Читаем Сотворение мифа полностью

Результатом этих трудов стало знакомство образованной верхушки древнерусского общества с византийской историософией и эсхатологией. Их краеугольным камнем было представление о translatio imperii — переходе власти над миром от царства к царству. Ромейская империя наследовала великим державам прошлого: Вавилонской, Мидийско-Персидской, Македонской, Римской. В конце времён последний василевс ромеев — хранитель единственного в мире православного царства — должен был передать свою священную власть самому Христу, который, по преданию, войдёт во «второй Рим» через его Золотые ворота.

И хотя историософская доктрина греков ничего не говорила о причастности других народов к истории спасения, она «содержала общие принципы христианской философии истории и готовые формулы для встраивания частной истории в глобальный исторический процесс. Вот этот методологический каркас и был бесценной находкой берестовских книжников»[187]

. Переводческая деятельность стала настоящей школой умственного возмужания.

На рубеже 1030–1040-х годов Иларион пишет «Слово о законе и благодати»[188] — первый литературный опыт пробуждающейся русской мысли. Богословское по форме, сочинение это насыщено философско-исторической проблематикой. Иларион размышлял над закономерностями исторического развития человечества и судьбами Русской земли. Его интересовало, вершится ли Божий замысел о мире через историю «избранного» народа, или же суть вселенской истории состоит в том, что благодать Господня изливается на все народы и страны; обречена ли Русь на пассивное восприятие христианской проповеди со стороны греков, или русские люди — свободные творцы истории; как русские христиане должны относиться к языческому прошлому своей страны?

Никогда раньше идея равенства народов не звучала с такой ясностью и такой силой.

Согласно Илариону, народы проходят в своём развитии через два состояния: «идольского мрака» (эра закона) и богопознания (эра благодати). Первое состояние — это рабство у природы, блуждание во тьме, неосознанность исторического бытия. Переход из «идольского мрака» в эру благодати знаменует вступление народа в пору исторической зрелости, раскрытия всей полноты исторических сил, свободного и уверенного созидания будущего.

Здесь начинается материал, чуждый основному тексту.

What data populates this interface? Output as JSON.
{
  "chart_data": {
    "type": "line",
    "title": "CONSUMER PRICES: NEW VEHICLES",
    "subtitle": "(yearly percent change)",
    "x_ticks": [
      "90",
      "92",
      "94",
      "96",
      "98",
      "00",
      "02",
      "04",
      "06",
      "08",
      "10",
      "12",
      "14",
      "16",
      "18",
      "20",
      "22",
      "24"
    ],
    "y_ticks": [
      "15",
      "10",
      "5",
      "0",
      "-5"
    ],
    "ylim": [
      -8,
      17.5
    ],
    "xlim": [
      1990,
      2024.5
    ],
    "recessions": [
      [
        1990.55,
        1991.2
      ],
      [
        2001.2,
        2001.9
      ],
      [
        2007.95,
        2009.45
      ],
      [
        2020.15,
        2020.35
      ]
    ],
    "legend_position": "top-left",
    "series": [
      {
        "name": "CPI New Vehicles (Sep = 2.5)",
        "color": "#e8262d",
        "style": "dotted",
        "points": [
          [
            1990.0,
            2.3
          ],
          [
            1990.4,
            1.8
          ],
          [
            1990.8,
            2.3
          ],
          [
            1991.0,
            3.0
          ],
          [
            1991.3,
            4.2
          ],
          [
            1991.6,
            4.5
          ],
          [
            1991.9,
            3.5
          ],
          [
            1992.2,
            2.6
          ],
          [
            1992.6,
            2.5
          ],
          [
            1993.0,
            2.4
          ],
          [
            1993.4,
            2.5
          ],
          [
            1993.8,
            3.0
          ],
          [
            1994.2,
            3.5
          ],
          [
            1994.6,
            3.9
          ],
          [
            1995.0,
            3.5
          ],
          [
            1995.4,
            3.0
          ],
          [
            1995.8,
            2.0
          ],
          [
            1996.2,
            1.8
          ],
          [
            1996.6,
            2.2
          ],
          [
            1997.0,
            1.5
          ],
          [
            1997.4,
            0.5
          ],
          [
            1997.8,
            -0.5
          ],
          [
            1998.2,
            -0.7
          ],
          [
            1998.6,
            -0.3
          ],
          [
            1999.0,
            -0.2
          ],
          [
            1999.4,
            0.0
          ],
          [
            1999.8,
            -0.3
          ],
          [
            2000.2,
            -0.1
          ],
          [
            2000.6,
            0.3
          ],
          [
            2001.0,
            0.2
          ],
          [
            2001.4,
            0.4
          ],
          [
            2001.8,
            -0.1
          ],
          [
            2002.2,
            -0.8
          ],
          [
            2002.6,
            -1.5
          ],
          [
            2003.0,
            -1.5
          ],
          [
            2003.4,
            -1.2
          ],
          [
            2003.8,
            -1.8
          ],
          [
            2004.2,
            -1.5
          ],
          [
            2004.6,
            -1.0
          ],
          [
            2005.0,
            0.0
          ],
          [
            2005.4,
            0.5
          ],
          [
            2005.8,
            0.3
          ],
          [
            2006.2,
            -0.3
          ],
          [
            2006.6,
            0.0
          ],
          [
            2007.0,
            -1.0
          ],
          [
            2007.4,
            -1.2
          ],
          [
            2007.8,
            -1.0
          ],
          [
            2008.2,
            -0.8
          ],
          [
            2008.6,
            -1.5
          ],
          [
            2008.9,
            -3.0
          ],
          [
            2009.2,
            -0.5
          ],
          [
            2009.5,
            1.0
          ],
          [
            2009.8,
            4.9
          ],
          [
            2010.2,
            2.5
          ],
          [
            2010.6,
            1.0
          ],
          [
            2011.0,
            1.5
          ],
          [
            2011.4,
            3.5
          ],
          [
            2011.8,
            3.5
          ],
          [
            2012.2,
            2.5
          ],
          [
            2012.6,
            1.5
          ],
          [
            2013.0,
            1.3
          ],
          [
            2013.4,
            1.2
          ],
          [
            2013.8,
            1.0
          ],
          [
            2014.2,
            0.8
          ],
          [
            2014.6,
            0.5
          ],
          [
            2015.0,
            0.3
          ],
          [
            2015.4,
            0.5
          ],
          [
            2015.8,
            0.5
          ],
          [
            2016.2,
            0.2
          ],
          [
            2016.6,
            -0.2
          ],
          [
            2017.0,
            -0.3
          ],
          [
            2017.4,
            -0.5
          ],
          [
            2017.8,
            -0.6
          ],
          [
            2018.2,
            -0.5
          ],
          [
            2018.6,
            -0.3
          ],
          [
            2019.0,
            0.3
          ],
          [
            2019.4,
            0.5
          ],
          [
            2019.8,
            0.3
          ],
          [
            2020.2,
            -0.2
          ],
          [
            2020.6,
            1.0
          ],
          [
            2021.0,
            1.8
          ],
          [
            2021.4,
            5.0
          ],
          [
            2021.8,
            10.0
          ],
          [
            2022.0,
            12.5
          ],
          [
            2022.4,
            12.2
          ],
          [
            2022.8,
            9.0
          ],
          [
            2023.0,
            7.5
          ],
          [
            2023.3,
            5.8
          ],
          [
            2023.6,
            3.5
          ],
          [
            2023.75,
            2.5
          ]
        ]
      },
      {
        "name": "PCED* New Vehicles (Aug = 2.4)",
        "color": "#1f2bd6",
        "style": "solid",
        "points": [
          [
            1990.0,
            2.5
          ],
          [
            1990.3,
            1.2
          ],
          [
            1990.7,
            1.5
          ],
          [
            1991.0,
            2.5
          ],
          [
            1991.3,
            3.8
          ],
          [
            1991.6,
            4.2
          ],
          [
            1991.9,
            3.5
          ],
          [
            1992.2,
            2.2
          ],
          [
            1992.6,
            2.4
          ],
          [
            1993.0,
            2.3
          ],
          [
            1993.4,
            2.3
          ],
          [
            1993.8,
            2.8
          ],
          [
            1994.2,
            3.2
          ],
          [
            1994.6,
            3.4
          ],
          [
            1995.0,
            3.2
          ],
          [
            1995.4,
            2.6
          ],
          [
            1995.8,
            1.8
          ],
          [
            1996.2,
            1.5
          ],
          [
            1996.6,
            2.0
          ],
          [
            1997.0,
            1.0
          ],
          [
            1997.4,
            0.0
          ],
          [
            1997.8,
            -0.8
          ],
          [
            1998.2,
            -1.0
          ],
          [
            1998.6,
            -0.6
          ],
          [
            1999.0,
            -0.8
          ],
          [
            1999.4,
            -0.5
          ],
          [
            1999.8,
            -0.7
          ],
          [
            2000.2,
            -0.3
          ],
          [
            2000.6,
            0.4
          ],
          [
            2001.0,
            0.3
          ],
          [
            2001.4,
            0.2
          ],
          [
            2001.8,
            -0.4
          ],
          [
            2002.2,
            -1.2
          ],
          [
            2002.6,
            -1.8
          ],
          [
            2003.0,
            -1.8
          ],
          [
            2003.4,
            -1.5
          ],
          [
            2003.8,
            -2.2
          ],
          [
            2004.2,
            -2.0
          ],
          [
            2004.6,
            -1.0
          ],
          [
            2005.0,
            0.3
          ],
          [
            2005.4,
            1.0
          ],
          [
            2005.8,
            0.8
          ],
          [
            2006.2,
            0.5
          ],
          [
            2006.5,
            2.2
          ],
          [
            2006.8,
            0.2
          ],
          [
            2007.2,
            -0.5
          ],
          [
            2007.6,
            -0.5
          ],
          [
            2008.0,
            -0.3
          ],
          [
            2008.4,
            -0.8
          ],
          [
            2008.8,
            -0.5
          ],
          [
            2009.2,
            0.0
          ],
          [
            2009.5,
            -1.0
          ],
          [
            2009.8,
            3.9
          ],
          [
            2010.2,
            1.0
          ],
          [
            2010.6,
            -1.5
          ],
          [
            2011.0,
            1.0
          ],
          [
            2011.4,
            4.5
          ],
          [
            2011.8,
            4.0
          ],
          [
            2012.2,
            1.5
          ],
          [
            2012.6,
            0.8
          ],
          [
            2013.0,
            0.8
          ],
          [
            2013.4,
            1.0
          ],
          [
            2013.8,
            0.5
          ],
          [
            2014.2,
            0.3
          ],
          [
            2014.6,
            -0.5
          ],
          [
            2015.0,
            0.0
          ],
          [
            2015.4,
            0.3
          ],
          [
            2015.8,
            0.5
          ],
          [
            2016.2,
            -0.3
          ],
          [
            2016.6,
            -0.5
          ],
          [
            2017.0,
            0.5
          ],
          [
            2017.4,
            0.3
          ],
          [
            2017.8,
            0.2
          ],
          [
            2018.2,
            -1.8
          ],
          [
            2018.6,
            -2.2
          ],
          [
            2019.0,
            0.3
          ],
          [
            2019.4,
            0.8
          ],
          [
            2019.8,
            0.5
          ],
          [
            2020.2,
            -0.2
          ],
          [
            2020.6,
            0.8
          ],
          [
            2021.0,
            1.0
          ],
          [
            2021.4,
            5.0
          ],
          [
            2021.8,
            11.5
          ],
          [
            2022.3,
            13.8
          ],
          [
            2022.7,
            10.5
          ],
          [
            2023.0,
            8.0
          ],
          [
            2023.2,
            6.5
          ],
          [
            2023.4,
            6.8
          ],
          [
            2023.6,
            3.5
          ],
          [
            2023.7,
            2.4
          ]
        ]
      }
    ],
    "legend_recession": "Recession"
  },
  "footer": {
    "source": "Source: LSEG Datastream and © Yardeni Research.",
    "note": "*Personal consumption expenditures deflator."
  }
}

С этого момента национальная история вливается в мировой исторический поток.

Обращение русских людей в христианство было предначертано в божественном плане мировой истории: «Сбылось на нас сказанное о язычниках: „Обнажит Господь святую мышцу свою пред <глазами> всех народов; и все концы земли увидят спасение Бога нашего“», — подчёркивает Иларион. Поэтому языческое прошлое подлежит не осуждению и забвению, но — спасительному исцелению. Крещение Руси не разрывает, а скрепляет связь времён, бросая провиденциальный свет на пройденный путь, который теперь получает своё историческое оправдание. Языческая старина лучшими своими сторонами врастает в приближающийся век благодати. В могуществе Руси, в величии деяний предков Иларион видит залог благодатного преображения Русской земли.

Каждая страница «Слова» мощно утверждала право Русской земли на самостоятельное историческое бытие. Это было настоящим рождением «русской идеи» в виде доктрины государственно-церковной независимости и исторического оптимизма[189].

Прямых учеников у Илариона, судя по всему, не было. Его идеи были подхвачены во второй половине XI века монахами Печерского монастыря, среди которых находился пожелавший остаться безымянным автор «Повести временных лет».

К тому времени пустынный холм под Берестовом превратился в многолюдную обитель, центр духовного просвещения и книжного дела. Второй игумен монастыря преподобный Феодосий (1057–1074) коренным образом преобразовал его устройство, поставив над пещерами кельи и окружив их тыном. При нём был введён Студийский (общежительный) устав. Духовный авторитет обители начал оказывать влияние на княжескую власть, вынуждая её действовать с оглядкой на нравственный суд печерских подвижников.

«Повесть временных лет» создавалась как историческая иллюстрация к «Слову» Илариона. Она разрабатывала те же самые темы (история вхождения Руси в круг христианских народов, предуготованность Русской земли к крещению, ограниченность языческой доблести первых русских князей, лишь слепо влекомых по предначертанному Провидением пути и т. д.), сохраняла содержательно-стилистическую перекличку[190] и была заключена в те же временные рамки — повествование завершалось кончиной князя Владимира и похвальным словом крестителю Русской земли. События в «Повести» не были датированы, в ней отсутствовали варяги, призвание Рюрика, путешествие на Русь апостола Андрея, тексты договоров с греками, а известия о князе Олеге не упоминали о какой-либо его связи с Игорем.